Episode #52 – Devlin on Sex Robots and Moral Panics

Kate Devlin.001.jpeg

In this episode I talk to Kate Devlin. Kate is a Senior Lecturer in the Department of Digital Humanities at King’s College London. Kate’s research is in the fields of Human Computer Interaction (HCI) and Artificial Intelligence (AI), investigating how people interact with and react to technology in order to understand how emerging and future technologies will affect us and the society in which we live. Kate has become a driving force in the field of intimacy and technology, running the UK’s first sex tech hackathon in 2016. She has also become the face of sex robots – quite literally in the case of one mis-captioned tabloid photograph. We talk about her recent, excellent book Turned On: Science, Sex and Robots, which covers the past, present and future of sex technology.

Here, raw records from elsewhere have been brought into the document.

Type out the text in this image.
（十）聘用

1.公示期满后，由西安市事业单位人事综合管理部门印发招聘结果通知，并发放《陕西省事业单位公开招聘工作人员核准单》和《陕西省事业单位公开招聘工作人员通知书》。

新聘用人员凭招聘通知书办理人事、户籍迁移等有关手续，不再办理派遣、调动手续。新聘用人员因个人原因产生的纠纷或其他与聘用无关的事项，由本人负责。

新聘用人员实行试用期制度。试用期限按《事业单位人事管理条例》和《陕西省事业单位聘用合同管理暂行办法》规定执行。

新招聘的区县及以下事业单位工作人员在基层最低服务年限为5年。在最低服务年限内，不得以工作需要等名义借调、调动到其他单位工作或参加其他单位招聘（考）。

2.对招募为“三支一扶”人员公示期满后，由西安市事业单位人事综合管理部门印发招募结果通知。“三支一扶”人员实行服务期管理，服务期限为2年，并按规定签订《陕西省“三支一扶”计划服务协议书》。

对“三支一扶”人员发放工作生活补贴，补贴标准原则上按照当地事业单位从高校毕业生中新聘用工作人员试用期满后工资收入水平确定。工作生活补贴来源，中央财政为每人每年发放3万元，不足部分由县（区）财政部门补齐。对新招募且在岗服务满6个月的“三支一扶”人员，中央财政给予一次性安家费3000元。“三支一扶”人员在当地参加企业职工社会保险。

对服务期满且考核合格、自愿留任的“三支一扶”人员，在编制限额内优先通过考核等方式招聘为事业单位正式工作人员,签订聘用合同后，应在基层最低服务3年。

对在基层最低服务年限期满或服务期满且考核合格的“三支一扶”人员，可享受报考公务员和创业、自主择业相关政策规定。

You download the episode here or listen below. You can also subscribe on iTunes or Stitcher (the RSS feed is here).

Show Notes

  • 0:00 – Introduction
  • 2:08 – Why did Kate talk about sex robots in the House of Lords?
  • 3:01 – How did Kate become the face of sex robots?
  • 5:34 – Are sex robots really a thing? Should academics be researching them?
  • 11:10 – The important link between archaeology and sex technology
  • 15:00 – The myth of hysteria and the origin of the vibrator
  • 17:36 – What was the most interesting thing Kate learned while researching this book? (Ans: owners of sex dolls are not creepy isolationists)
  • 23:03 – Is there are moral panic about sex robots? And are we talking about robots or dolls?
  • 30:41 – What are the arguments made by defenders of the ‘moral panic’ view?
  • 38:05 – What could be the social benefits of sex robots? Do men and women want different things from sex tech?
  • 47:57 – Why is Kate so interested in ‘non-anthropomorphic’ sex robots?
  • 55:15 – Is the media fascination with this topic destructive or helpful?
  • 57:32 – What question does Kate get asked most often and what does she say in response?